Mathematicians usually focus on the products of their creativity: theorems (equations and inequalities, existence-uniqueness results), algorithms, modeling, and conjectures.
A different question: What are the major aspects of the mathematical creative process?
After substantial reflection, let me offer a Socratic perspective to sharpen this question.
Knowledge. What is the right balance of depth versus breadth for a mathematician? How does one continue learning? How does one learn the art of making connections to disparate areas of mathematics?
Collaboration. When is the lack of collaboration hurtful in the creative process? Too much collaboration? Have electronic means of communication caught up (or even surpassed) the value of face-to-face collaboration?
Computers. This modern tool has served several purposes: perform rote calculations, inspired the development of algorithms, resurrected dormant areas (fractal geometry), visualization, and allowed automated symbolic exploration.
Self Exploration. A toxic mindset for the researcher is to feel that the whole landscape of an area must be digested before any exploration can be conducted. In contrast, Jacobi writes “... [young mathematicians should be pitched] into the icy water to learn to swim and drown by themselves. Many students put off attempting anything on their own account till they have mastered everything related to their problem that has been done by others. The result is that but few acquire the knack of independent work.”
Rest. This includes getting an appropriate night's sleep, power naps, exercise, etc.
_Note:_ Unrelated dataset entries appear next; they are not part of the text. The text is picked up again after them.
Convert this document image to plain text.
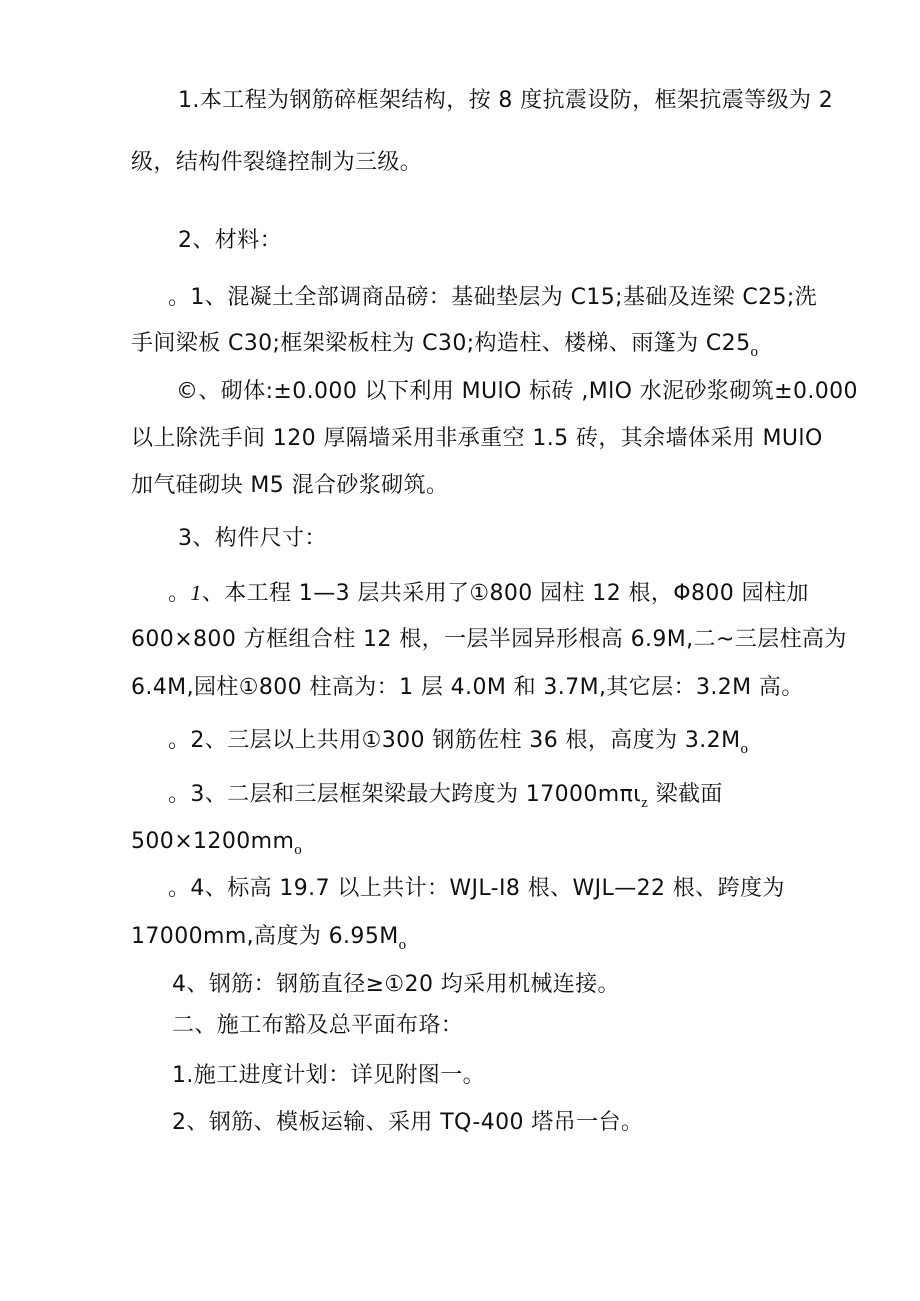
1.本工程为钢筋碎框架结构，按 8 度抗震设防，框架抗震等级为 2
级，结构件裂缝控制为三级。
2、材料：
。1、混凝土全部调商品磅：基础垫层为 C15;基础及连梁 C25;洗
手间梁板 C30;框架梁板柱为 C30;构造柱、楼梯、雨篷为 $C25_o$
©、砌体:±0.000 以下利用 MUlO 标砖 ,MlO 水泥砂浆砌筑±0.000
以上除洗手间 120 厚隔墙采用非承重空 1.5 砖，其余墙体采用 MUlO
加气硅砌块 M5 混合砂浆砌筑。
3、构件尺寸：
。1、本工程 1—3 层共采用了①800 园柱 12 根，Φ800 园柱加
600×800 方框组合柱 12 根，一层半园异形根高 6.9M,二~三层柱高为
6.4M,园柱①800 柱高为：1 层 4.0M 和 3.7M,其它层：3.2M 高。
。2、三层以上共用①300 钢筋佐柱 36 根，高度为 $3.2M_o$
。3、二层和三层框架梁最大跨度为 17000mπι$_z$ 梁截面
$500\times 1200mm_o$
。4、标高 19.7 以上共计：WJL-I8 根、WJL—22 根、跨度为
17000mm,高度为 $6.95M_o$
4、钢筋：钢筋直径≥①20 均采用机械连接。
二、施工布豁及总平面布珞：
1.施工进度计划：详见附图一。
2、钢筋、模板运输、采用 TQ-400 塔吊一台。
Where does having a "calm mind" --- the "voice in the head" is quiet --- fit into the creative process? Jacques Hadamard's “The Psychology of Invention in the Mathematical Field” is essentially a book about the value of rest. What habits are helpful?
State of Mind. What is the role of aesthetics in the creative process? Is the ideal mental state a balance between being too skilled (leads to boredom) and too challenged (leads to anxiety)?